For more details, please refer to the updates highlighted in blue in the updated submission (click to see the pdf).

Other New Contents in the Updated PDF Submission

The updated submission (click to see the pdf) also includes the following enhancements:

  • We have updated the abstract, introduction, experiment, and conclusion sections to reflect the new results and findings pertaining to GPT-4V.

  • Additional discussions of more recent work have been included on Page 21.

  • For easier navigation, a detailed Contents section has been added on Pages 18-19.

  • A detailed comparison of different models in their fine-grained scores across different math reasoning types, visual contexts, and grade levels in Appendices F.2, F.3, and F.4 on Pages 36-38.

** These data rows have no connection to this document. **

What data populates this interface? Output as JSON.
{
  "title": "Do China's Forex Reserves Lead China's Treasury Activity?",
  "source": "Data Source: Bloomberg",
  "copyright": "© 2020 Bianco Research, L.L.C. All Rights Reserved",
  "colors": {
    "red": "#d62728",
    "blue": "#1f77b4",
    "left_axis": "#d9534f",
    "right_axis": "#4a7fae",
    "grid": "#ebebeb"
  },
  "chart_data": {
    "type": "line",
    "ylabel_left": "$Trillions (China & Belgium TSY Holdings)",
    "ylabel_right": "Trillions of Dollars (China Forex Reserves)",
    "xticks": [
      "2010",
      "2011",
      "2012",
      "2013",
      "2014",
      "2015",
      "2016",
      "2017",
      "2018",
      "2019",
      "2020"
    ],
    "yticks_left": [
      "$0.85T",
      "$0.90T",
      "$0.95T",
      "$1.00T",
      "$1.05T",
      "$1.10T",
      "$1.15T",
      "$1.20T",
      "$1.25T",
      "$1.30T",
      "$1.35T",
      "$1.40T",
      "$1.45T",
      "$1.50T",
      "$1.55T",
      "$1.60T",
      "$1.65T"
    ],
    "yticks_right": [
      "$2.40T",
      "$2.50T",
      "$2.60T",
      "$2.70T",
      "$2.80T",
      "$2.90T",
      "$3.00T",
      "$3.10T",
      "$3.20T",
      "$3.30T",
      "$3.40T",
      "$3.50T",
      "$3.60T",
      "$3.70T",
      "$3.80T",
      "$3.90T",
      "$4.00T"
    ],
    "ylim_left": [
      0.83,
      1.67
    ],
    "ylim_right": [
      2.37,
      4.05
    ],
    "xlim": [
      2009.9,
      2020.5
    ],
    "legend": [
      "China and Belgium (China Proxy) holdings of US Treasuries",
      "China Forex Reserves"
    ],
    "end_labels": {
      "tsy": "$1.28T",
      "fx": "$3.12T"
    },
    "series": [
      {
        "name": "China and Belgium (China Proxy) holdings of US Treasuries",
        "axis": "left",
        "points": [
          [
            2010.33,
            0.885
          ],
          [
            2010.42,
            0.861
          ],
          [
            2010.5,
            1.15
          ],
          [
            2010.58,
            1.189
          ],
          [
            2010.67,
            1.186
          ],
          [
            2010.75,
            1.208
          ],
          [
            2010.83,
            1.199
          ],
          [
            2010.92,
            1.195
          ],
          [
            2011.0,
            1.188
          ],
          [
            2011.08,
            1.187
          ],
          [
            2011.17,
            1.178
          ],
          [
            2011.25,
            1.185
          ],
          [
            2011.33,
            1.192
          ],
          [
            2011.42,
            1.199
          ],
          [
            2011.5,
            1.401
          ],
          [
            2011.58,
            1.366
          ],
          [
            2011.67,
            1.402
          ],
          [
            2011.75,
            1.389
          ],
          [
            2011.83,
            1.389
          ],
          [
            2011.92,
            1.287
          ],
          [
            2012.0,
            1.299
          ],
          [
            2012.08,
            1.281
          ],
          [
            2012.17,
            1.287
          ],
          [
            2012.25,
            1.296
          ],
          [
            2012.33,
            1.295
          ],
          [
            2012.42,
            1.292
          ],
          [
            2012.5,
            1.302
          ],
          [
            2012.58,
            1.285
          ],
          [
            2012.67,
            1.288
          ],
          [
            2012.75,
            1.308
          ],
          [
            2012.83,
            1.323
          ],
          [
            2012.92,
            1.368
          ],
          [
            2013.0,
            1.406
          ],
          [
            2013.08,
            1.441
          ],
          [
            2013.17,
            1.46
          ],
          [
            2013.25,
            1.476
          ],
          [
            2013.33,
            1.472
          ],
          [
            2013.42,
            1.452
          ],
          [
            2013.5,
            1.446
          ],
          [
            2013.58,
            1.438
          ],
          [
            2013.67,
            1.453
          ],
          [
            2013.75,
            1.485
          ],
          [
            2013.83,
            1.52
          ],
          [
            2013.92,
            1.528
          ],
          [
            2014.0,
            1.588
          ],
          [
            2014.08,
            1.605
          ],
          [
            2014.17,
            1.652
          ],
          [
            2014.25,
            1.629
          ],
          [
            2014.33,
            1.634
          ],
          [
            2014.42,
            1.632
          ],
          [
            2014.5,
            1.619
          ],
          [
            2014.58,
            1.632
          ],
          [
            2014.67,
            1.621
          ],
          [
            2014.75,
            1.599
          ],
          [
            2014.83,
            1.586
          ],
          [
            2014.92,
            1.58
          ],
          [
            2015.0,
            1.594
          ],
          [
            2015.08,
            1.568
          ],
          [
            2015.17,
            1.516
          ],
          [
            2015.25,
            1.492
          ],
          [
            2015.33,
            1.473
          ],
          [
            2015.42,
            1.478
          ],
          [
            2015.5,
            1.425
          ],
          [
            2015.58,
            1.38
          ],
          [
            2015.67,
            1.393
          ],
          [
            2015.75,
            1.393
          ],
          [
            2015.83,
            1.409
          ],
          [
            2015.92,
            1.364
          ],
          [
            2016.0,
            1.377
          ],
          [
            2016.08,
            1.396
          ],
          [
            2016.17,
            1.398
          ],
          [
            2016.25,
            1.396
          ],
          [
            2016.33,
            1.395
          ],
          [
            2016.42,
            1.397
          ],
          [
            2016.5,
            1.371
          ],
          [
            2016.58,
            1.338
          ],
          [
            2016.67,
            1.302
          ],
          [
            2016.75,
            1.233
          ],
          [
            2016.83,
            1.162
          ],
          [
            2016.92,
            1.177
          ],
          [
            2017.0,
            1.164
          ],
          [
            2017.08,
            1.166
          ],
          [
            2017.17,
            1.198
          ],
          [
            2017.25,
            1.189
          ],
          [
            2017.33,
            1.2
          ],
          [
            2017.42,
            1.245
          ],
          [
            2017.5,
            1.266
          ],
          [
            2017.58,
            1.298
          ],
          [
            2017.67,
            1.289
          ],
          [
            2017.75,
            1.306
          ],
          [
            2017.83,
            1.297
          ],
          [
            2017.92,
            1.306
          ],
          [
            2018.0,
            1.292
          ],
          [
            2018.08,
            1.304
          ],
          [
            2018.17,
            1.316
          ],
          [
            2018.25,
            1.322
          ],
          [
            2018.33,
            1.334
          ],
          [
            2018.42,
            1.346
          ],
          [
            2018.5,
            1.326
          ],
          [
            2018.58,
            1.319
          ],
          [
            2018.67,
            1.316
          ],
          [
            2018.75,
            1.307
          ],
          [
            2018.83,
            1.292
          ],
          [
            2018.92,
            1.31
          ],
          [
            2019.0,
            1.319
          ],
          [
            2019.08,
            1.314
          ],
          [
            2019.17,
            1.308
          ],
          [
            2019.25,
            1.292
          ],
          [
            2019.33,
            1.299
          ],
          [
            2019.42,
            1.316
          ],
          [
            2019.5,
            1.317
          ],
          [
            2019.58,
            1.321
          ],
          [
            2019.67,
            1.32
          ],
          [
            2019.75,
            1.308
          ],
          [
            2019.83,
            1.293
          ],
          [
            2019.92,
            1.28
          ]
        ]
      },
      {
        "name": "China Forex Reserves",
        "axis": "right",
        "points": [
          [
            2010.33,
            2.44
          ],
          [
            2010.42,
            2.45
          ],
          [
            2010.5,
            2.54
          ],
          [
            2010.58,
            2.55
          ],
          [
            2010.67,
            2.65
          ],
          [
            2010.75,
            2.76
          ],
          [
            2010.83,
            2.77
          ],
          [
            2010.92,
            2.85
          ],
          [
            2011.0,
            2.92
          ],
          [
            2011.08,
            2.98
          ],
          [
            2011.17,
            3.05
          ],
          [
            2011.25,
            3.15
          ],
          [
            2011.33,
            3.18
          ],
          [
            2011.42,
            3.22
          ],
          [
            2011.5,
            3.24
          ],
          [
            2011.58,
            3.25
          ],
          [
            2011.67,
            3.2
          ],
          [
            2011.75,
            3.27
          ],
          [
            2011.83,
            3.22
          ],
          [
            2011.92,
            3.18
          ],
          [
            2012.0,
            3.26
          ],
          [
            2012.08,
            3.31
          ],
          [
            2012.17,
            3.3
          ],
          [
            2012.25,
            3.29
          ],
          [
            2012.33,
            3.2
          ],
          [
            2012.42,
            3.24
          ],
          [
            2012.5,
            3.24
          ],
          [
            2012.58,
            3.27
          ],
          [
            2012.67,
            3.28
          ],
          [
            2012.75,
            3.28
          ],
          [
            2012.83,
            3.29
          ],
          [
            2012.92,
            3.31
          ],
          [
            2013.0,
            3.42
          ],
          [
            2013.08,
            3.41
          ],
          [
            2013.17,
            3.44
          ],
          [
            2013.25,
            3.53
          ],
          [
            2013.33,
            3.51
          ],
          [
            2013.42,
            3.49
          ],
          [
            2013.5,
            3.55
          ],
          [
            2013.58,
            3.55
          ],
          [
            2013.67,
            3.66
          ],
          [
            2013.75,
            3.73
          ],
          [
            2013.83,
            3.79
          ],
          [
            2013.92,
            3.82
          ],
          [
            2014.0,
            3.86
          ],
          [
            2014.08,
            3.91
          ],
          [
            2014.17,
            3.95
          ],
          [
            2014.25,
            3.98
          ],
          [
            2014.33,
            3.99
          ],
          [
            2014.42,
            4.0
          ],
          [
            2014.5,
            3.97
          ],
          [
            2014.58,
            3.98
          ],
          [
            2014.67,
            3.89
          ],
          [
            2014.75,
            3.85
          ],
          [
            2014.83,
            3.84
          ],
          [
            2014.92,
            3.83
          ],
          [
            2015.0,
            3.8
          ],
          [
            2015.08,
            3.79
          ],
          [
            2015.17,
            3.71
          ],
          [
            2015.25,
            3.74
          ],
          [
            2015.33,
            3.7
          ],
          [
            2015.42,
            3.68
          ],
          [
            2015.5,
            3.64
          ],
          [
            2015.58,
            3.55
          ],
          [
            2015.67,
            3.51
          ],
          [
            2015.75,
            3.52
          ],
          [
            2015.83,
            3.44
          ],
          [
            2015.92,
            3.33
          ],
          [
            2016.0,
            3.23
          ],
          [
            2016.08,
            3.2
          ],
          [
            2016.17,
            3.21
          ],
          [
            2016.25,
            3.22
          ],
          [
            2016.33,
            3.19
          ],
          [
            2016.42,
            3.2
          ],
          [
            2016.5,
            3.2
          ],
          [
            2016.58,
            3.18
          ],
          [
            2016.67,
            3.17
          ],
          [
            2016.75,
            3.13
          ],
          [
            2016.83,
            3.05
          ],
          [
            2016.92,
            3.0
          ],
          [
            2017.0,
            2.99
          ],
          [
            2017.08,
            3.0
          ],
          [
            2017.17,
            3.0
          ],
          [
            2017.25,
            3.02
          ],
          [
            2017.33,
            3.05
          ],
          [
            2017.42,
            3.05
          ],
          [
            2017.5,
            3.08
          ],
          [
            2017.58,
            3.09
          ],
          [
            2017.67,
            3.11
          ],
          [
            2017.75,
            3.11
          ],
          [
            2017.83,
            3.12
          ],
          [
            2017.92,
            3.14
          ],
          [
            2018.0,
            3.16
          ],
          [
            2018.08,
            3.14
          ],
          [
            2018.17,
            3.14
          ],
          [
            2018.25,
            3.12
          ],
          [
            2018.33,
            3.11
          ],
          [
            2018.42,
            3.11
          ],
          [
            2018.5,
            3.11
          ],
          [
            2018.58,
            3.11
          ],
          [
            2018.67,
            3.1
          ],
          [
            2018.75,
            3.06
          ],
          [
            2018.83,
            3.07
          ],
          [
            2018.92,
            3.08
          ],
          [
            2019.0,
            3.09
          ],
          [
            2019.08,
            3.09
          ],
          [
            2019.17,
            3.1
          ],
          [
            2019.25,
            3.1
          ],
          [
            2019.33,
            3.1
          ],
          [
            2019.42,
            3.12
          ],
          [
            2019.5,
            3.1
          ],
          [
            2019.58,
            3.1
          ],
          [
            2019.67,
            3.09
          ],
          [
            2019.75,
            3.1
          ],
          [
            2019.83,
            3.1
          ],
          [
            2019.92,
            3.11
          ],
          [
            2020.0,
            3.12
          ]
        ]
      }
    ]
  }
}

  • A study of LLMs with different shot numbers is discussed in Appendix F.6 on Page 39.

  • A comprehensive study of GPT-4V, Bard, and other models is now featured in Appendix G.

These updates will be consistently incorporated into future versions of the paper.

AC 元评审

The authors introduced a new benchmark for evaluating the mathematical reasoning capabilities of large visual-language models on problems with visual context. The submission also made comprehensive experiments to compare the performance of state-of-the-art methods, including Bard and GPT-4V (in the rebuttal). The dataset and the results are both insightful for future researchers. While one of the reviewers raised concerns about citing existing works, these works are published close to or after the ICLR submission deadline. Therefore, the area chair recommends to accept the submission.

为何不给更高分

N/A

为何不给更低分

The work seems to be impactful for the community.